In this May 1, 2013 file photo, Education Commissioner Stephen Bowen unveils the state's new A-F grading system surrounded by students at the Maine State Library. A push for virtual schools championed by Gov. Paul LePage and Jeb Bush appears to be fading.
Staff Photo by Joe Phelan
But the 17-member group's report and "digital learning strategy" is most notable for what it doesn't recommend: the sweeping policy changes advocated by former Florida Gov. Jeb Bush's Foundation for Excellence in Education, which seek to remove a range of state restrictions and limitations on how digital learning products are accessed, supervised and funded.
The six-page report, overseen and composed by Maine Education Commissioner Stephen Bowen, suggests that Gov. Paul LePage's administration has slowed its effort to implement the controversial provisions of the Bush foundation's Digital Learning Now! initiative.
The report, including a detailed strategy for digital education, was supposed to have been turned in to LePage and the Legislature by Jan. 4, but wasn't filed until Feb. 22. It remained under wraps until the Portland Press Herald obtained it through a public records request.
The administration originally intended to introduce the strategy with a bang, at a conference in Washington, D.C., hosted by Bush in November.

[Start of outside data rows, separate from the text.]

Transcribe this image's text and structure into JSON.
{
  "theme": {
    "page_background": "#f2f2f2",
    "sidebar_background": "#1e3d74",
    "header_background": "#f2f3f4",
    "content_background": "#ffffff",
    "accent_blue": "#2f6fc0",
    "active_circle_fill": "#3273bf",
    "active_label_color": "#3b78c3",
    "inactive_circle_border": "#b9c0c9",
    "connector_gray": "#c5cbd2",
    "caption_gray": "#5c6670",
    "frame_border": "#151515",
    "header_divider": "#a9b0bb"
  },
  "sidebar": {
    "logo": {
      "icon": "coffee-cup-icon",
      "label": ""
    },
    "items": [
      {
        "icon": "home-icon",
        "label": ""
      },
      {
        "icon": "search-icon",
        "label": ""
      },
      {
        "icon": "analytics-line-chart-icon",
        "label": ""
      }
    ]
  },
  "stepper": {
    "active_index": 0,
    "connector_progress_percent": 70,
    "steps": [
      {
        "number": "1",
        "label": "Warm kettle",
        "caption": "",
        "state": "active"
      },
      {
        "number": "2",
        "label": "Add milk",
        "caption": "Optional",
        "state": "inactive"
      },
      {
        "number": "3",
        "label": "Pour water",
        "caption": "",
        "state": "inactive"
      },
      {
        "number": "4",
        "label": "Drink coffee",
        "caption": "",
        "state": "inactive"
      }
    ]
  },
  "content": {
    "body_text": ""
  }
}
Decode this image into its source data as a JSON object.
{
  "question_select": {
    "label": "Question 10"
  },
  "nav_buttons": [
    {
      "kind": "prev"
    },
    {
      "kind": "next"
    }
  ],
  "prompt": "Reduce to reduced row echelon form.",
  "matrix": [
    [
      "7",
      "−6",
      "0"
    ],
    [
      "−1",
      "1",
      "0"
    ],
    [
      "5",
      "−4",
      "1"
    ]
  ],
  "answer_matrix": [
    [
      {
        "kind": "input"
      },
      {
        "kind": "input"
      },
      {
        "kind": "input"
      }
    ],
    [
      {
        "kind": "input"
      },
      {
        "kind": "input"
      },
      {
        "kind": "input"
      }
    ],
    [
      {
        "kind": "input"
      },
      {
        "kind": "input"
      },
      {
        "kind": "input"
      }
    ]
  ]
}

Instead, an unfinished plan was quietly submitted in Augusta, where key legislators aren't even aware of its existence.
Bowen said Wednesday that the report is "a work in progress" and he intends to reconvene the study group after the legislative session ends this summer.
"Plans change. That is the nature of this work," he said. "We're taking our time and continuing to work on a number of fronts."
The report makes no explicit reference to the Digital Learning Now! standards, and instead calls for "a curated digital learning directory" to help educators find, review and compare courses, professional development opportunities and other digital learning resources.
One virtue of that approach is its low cost; the report notes that expanding access to digital learning resources "will almost certainly have to be done within existing resources."
"We were very careful not to rubber-stamp any kind of program or specific approach," said Chris Toy, an education consultant in Bath who served on the group. "Looking at the individuals involved, that would not have been possible. Nobody is a wallflower."
The report contains no references to full-time virtual schools -- which LePage has championed -- and the proposed online directory would not handle them.
"My vision was looking at how we educators in Maine can be out there to lead, direct and improve on digital learning opportunities," said Michael Richards, president of the Association of Computer Technology Educators of Maine, "and not focus on virtual schools where accountability, content and instruction may suffer."
The focus on digital learning has increased since 2011, when the Legislature approved the creation of public charter schools, including full-time virtual schools, whose students get most or all of their education at home, via computer.
The nation's two largest online-education companies -- K12 Inc. and Connections Learning -- have been seeking to manage virtual charter schools in Maine, but have been rebuffed by the Maine Charter School Commission.
Virtual charter schools -- which are funded by taxpayers -- have a poor record nationally. In other states, K12 Inc. has faced investigations and the revocation of charters for some of its schools.
In party-line votes Monday, the Legislature's Education Committee recommended passage of bills that would impose a moratorium on virtual charter schools and effectively ban for-profit charter schools.
If passed by the Legislature, both bills are expected to face the governor's vetoes, which they would have difficulty overcoming.
Maine's Digital Learning Advisory Group was formed in February 2012 by separate acts of the governor and the Legislature, which at the time was controlled by Republicans.